At the core of the therapeutic process is the theory that most emotional suffering and psychological problems result from difficulty facing the complex painful feelings that arise from broken attachments in early relationships when growing up. These painful feelings may be triggered by a recent experience so it appears to us that what has just occurred is the cause of our pain. However, in therapy, it usually becomes clear that the recent event is so painful and difficult to overcome because of the unresolved and often unknown feelings generated from earlier painful experiences.
The importance of relationships and attachment
Emotional connection to others through secure attachment relationships is so important to us because relationships are a source of protection and safety and are furthermore needed for our brains to develop optimally. When our early attachment needs for love and security are met with inconsistency, disinterest, rejection, critique, or punishment, it creates intense feelings of rage, guilt about that rage due to co-existing loving feelings, and grief over the emotional distance that exist within those relationships. Attachment studies furthermore show that babies are extremely sensitive to the cues they receive about feelings from their caregivers. This means that when parents are uncomfortable with certain feelings and when they react negatively to them, we pick this up and learn which feelings are acceptable and can be expressed and which feelings must be avoided and suppressed as they threaten our sense of safety and security and therefore become associated with danger and trigger anxiety.

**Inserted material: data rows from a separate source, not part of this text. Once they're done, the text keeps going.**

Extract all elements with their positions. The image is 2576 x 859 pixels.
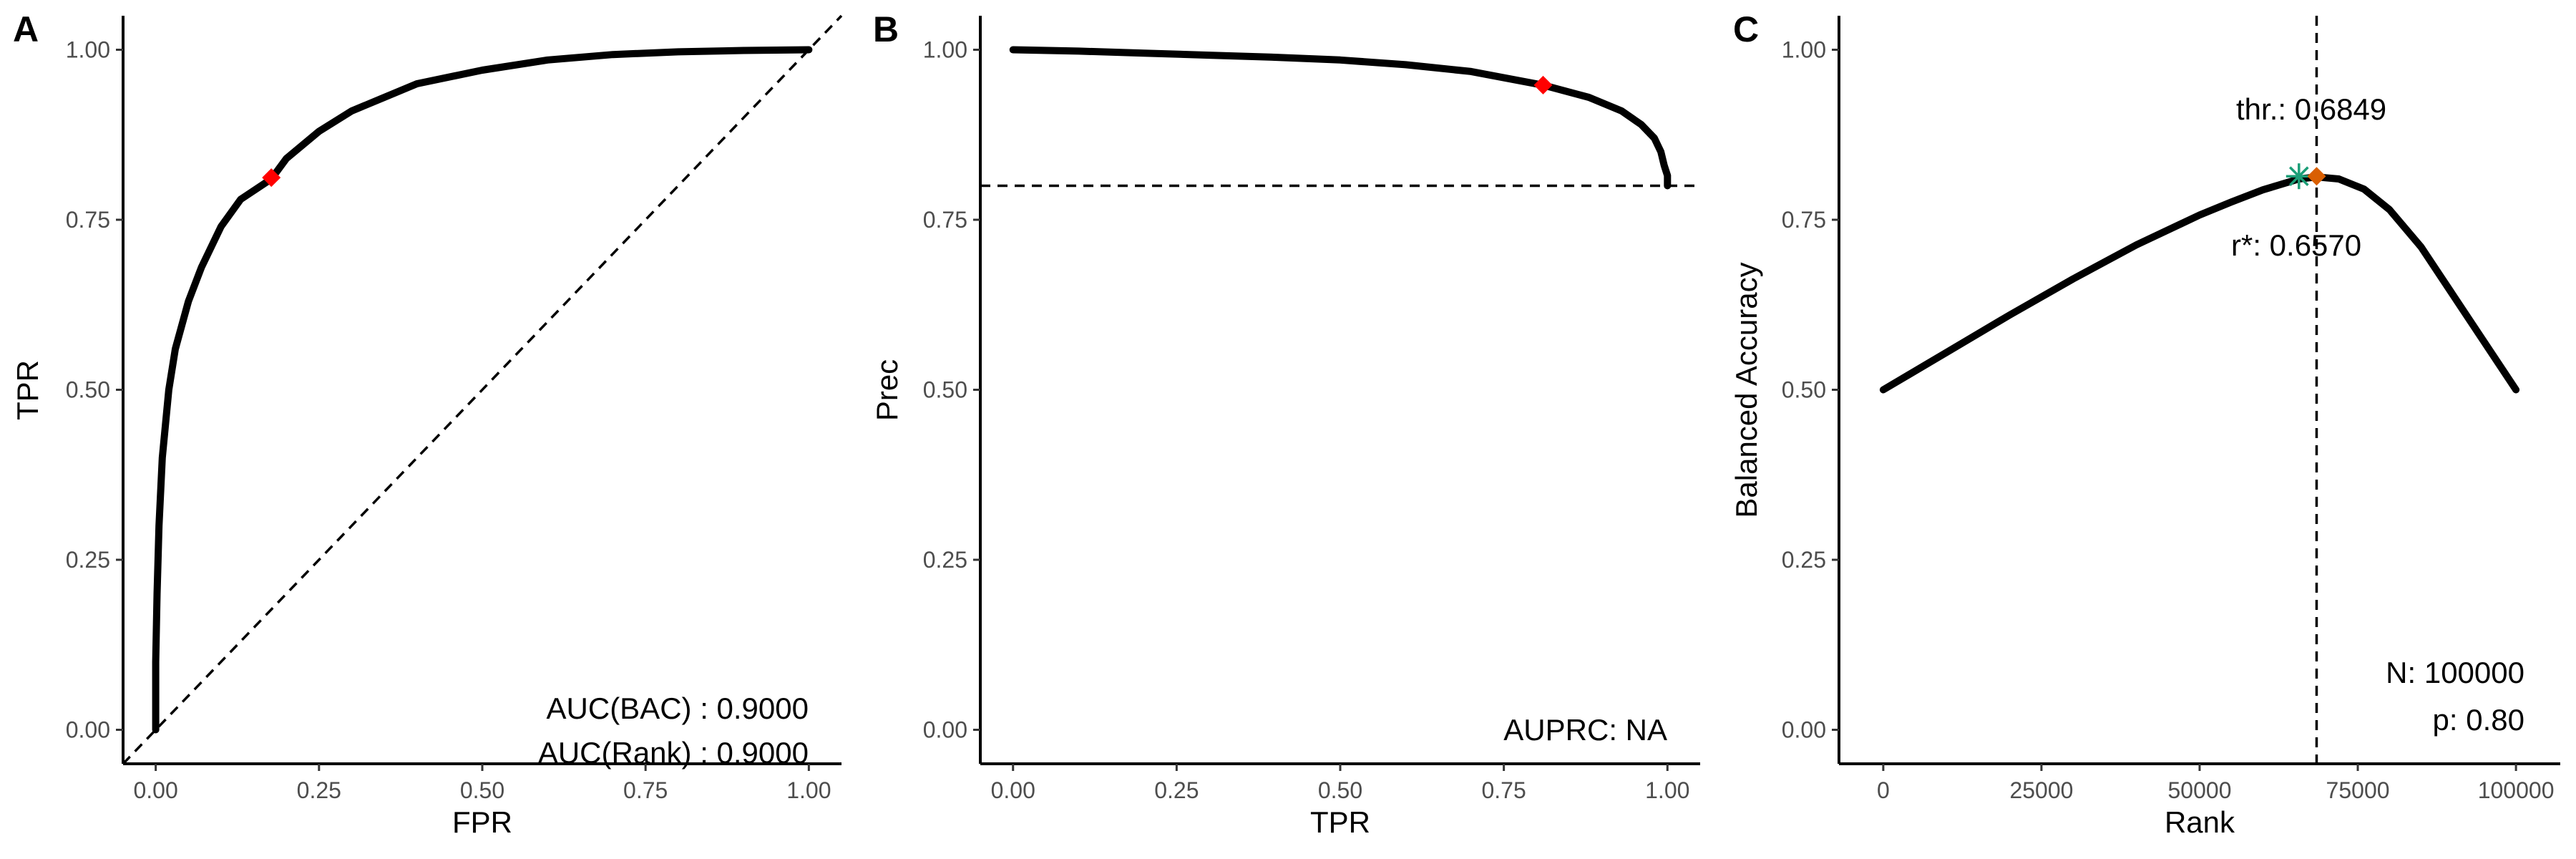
panel-a-x-tick-label: 0.50 xyxy=(460,777,504,803)
panel-b-highlight-point xyxy=(1533,75,1553,94)
panel-a-roc: A 0.00 0.25 0.50 0.75 1.00 0.00 0.25 0.50 0.75 1.… xyxy=(11,9,843,839)
panel-c-y-tick-label: 0.00 xyxy=(1782,717,1826,743)
panel-b-curve-0 xyxy=(1009,46,1672,190)
panel-a-y-tick-label: 0.00 xyxy=(66,717,110,743)
panel-c-n-label: N: 100000 xyxy=(2386,656,2524,689)
panel-c-x-tick-label: 0 xyxy=(1877,777,1890,803)
panel-b-x-tick-label: 0.50 xyxy=(1318,777,1362,803)
panel-b-x-tick-label: 0.00 xyxy=(991,777,1035,803)
panel-c-y-axis-title: Balanced Accuracy xyxy=(1729,262,1763,518)
panel-b-pr: B 0.00 0.25 0.50 0.75 1.00 0.00 0.25 0.50 0.75 1.… xyxy=(870,9,1700,839)
panel-a-x-axis-title: FPR xyxy=(452,805,512,839)
panel-c-y-tick-label: 0.25 xyxy=(1782,547,1826,573)
panel-c-p-label: p: 0.80 xyxy=(2433,703,2524,737)
panel-c-y-tick-label: 1.00 xyxy=(1782,37,1826,63)
panel-c-x-axis-title: Rank xyxy=(2165,805,2235,839)
panel-c-balanced-accuracy: C 0 25000 50000 75000 100000 0.00 0.25 0.50 0.75… xyxy=(1729,9,2560,839)
panel-b-x-tick-label: 0.75 xyxy=(1481,777,1526,803)
panel-a-y-axis-title: TPR xyxy=(11,360,44,420)
panel-b-ticks: 0.00 0.25 0.50 0.75 1.00 0.00 0.25 0.50 0.75 1.00 xyxy=(923,37,1690,804)
panel-a-ticks: 0.00 0.25 0.50 0.75 1.00 0.00 0.25 0.50 0.75 1.00 xyxy=(66,37,831,804)
panel-b-y-tick-label: 0.50 xyxy=(923,377,967,403)
panel-a-y-tick-label: 0.25 xyxy=(66,547,110,573)
panel-a-letter: A xyxy=(13,9,39,49)
panel-c-star-stroke-3 xyxy=(2288,166,2309,187)
panel-b-y-tick-label: 0.25 xyxy=(923,547,967,573)
panel-a-y-tick-label: 1.00 xyxy=(66,37,110,63)
panel-a-y-tick-label: 0.50 xyxy=(66,377,110,403)
panel-a-auc-rank-label: AUC(Rank) : 0.9000 xyxy=(538,736,809,770)
panel-a-x-tick-label: 0.25 xyxy=(297,777,341,803)
panel-c-x-tick-label: 75000 xyxy=(2326,777,2390,803)
panel-c-y-tick-label: 0.50 xyxy=(1782,377,1826,403)
panel-b-y-tick-label: 1.00 xyxy=(923,37,967,63)
panel-b-x-axis-title: TPR xyxy=(1310,805,1370,839)
panel-a-x-tick-label: 0.75 xyxy=(623,777,668,803)
panel-c-x-tick-label: 50000 xyxy=(2168,777,2232,803)
panel-b-auprc-label: AUPRC: NA xyxy=(1503,713,1667,747)
panel-b-y-axis-title: Prec xyxy=(870,359,904,421)
panel-b-x-tick-label: 0.25 xyxy=(1154,777,1199,803)
panel-c-x-tick-label: 25000 xyxy=(2009,777,2073,803)
panel-a-auc-bac-label: AUC(BAC) : 0.9000 xyxy=(547,691,809,725)
panel-c-letter: C xyxy=(1733,9,1759,49)
panel-c-y-tick-label: 0.75 xyxy=(1782,207,1826,233)
panel-c-rstar-label: r*: 0.6570 xyxy=(2231,228,2361,262)
panel-c-x-tick-label: 100000 xyxy=(2478,777,2555,803)
panel-a-x-tick-label: 0.00 xyxy=(133,777,177,803)
panel-a-y-tick-label: 0.75 xyxy=(66,207,110,233)
panel-c-threshold-label: thr.: 0.6849 xyxy=(2236,92,2386,126)
panel-c-curve-0 xyxy=(1879,173,2520,394)
panel-b-x-tick-label: 1.00 xyxy=(1645,777,1689,803)
panel-c-marks xyxy=(1879,16,2520,764)
panel-a-marks xyxy=(122,14,843,765)
panel-c-highlight-point xyxy=(2307,167,2326,186)
panel-c-ticks: 0 25000 50000 75000 100000 0.00 0.25 0.50 0.75 1.… xyxy=(1782,37,2555,804)
panel-a-reference-line xyxy=(122,14,843,765)
panel-a-highlight-point xyxy=(262,168,281,188)
panel-a-x-tick-label: 1.00 xyxy=(786,777,831,803)
panel-b-y-tick-label: 0.00 xyxy=(923,717,967,743)
panel-b-y-tick-label: 0.75 xyxy=(923,207,967,233)
panel-b-marks xyxy=(980,46,1700,190)
panel-b-letter: B xyxy=(873,9,899,49)
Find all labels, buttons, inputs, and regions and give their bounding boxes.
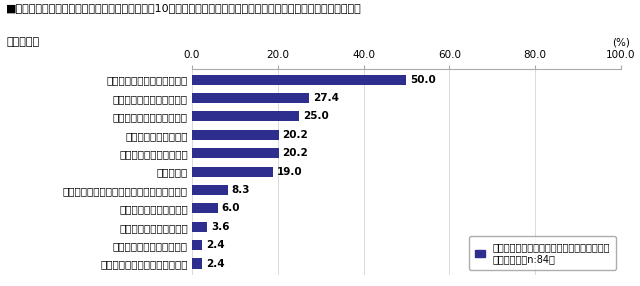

The connection between anxiety, feelings, and defences
Due to the child’s dependency on early attachment figures and the central role of relationships and attachment in our lives, any thought, feeling or action that has become associated with separation from an important caregiver or with loss of their love will be perceived as dangerous and trigger anxiety and avoidance through defences in the future. Therefore, anxiety can be perceived as the body’s alarm system as it tells us that painful feelings have come close to our conscious awareness and that these are dangerous as they are associated with the possibility of separation and loss. This is how emotions are connected to anxiety, which we unconsciously attempt to avoid experiencing by using various defences.
To protect us from experiencing this emotional pain again, defences gradually develop to suppress and repress feelings towards the attachment figures about the attachment trauma or rupture. Defences are psychological, emotional and behavioural mechanisms that enable us to avoid the emotional pain we carry from these early relationships. In current relationships, however, these attachment urges become activated which triggers repressed feelings from the past and defensive patterns are intensified to avoid experiencing the emotional pain from the past in the present. This means that if painful feelings from the past are not faced and experienced directly, emotional pain and relationship ruptures from the past continues to have an adverse impact on our current lives and relationships
Avoidance of feelings through defences can be experienced as problems with intimacy and closeness, obsessive and ruminative thinking, minimising or forgetting events, becoming numb or detached, or displacing anger towards others. Avoiding and internalising feelings can cause depression, anxiety, pain and physical complaints that have no medical explanation, and self-sabotaging behaviours. Therefore, these defences can end up becoming the problems in our lives as they can significantly affect our relationships, productivity, level of insight, self-esteem, and enjoyment in life.
How therapy can help
In therapy, we work together to identify the anxiety symptoms and defences that prevent you from having direct access to your feelings. You are helped to see your defences and understand how they affect your life so that you can make the choice to let them go and start to experience your feelings. This process usually triggers anxiety, as the feelings that are being brought closer to your awareness are associated with pain and therefore a sense of danger.
Through therapy, you learn to regulate this anxiety so that feelings can emerge without overwhelming you. Once you are able experience your feelings from the past in the present, we can work through the thoughts and memories attached to these feelings, so that you can resolve your inner conflicts and experience inner peace and enjoyment in life.